I have following job rule:
rules:
- if: '$CI_COMMIT_REF_NAME == "main" && $CI_COMMIT_TAG =~ /^v[0-9](?:\.[0-9]){2,3}/'
when: on_success
What I want is to only execute this job when a change to main
to push (direct or through MR) and has a tag
matching the pattern.
But I have tried all the ways but this job never executes. This is my flow of commit
git tag -a v0.0.2 -m "Adding version"
git push origin dev # and merge to main, or directly
git push origin main
my understanding is above is a commit over main
with the specified tag and should trigger this job but it isn't.
Any idea what am I doing wrong?
CodePudding user response:
In short: It's not possible. You cannot mate these two conditions at push time because, as stated in the comments, tags have no relation to branches. This is a concept rooted in git
and not something GitLab has control over.
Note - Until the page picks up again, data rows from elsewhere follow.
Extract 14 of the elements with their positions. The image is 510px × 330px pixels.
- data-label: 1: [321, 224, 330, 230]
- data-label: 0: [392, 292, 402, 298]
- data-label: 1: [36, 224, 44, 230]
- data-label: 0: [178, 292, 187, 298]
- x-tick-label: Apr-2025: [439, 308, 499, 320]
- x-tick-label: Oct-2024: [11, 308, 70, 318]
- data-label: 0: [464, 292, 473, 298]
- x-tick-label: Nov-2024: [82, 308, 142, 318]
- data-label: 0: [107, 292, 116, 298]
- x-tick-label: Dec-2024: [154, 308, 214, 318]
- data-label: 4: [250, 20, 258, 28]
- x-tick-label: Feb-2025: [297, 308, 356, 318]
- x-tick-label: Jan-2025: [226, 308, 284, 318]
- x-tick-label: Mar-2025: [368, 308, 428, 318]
When you push a tag, there is no reference to any branch. It points to a commit. That commit may exist on one branch, many branches, or even no branch at all. When you tag a commit and push the tag, it doesn't matter what your current working branch is. There's no branch information associated with that push of the tag.
That's part of the reason why branch pipelines are separate from tag pipelines and why the CI_COMMIT_BRANCH
variable is not present for tag pipelines and CI_COMMIT_TAG
is not present on branch pipelines. That's also why the CI_COMMIT_REF_NAME
variable is EITHER the branch name OR the tag.
Therefore, if you're expecting CI_COMMIT_TAG
to be present, CI_COMMIT_REF_NAME
and CI_COMMIT_TAG
will always be the same. Hence, your rule can never evaluate as true as your rule relies on them being different, which, inherently, can never happen based on the properties discussed above.
Illustrated in a table:
Variable | Branch pipelines | Tag Pipelines |
---|---|---|
CI_COMMIT_REF_NAME | my-branch | tag-name |
CI_COMMIT_BRANCH | my-branch | |
CI_COMMIT_TAG | tag-name |
What you're asking for is simply not possible using rules:
.
You might be able to achieve something like what you want by introspecting the HEAD on a branch pipeline job for main
using git
to see if a tag matching the pattern exists and then using dynamic child pipelines to trigger the desired workflow thereafter.
But that approach is error-prone for a number of reasons and the better route is almost certainly to rethink your workflow.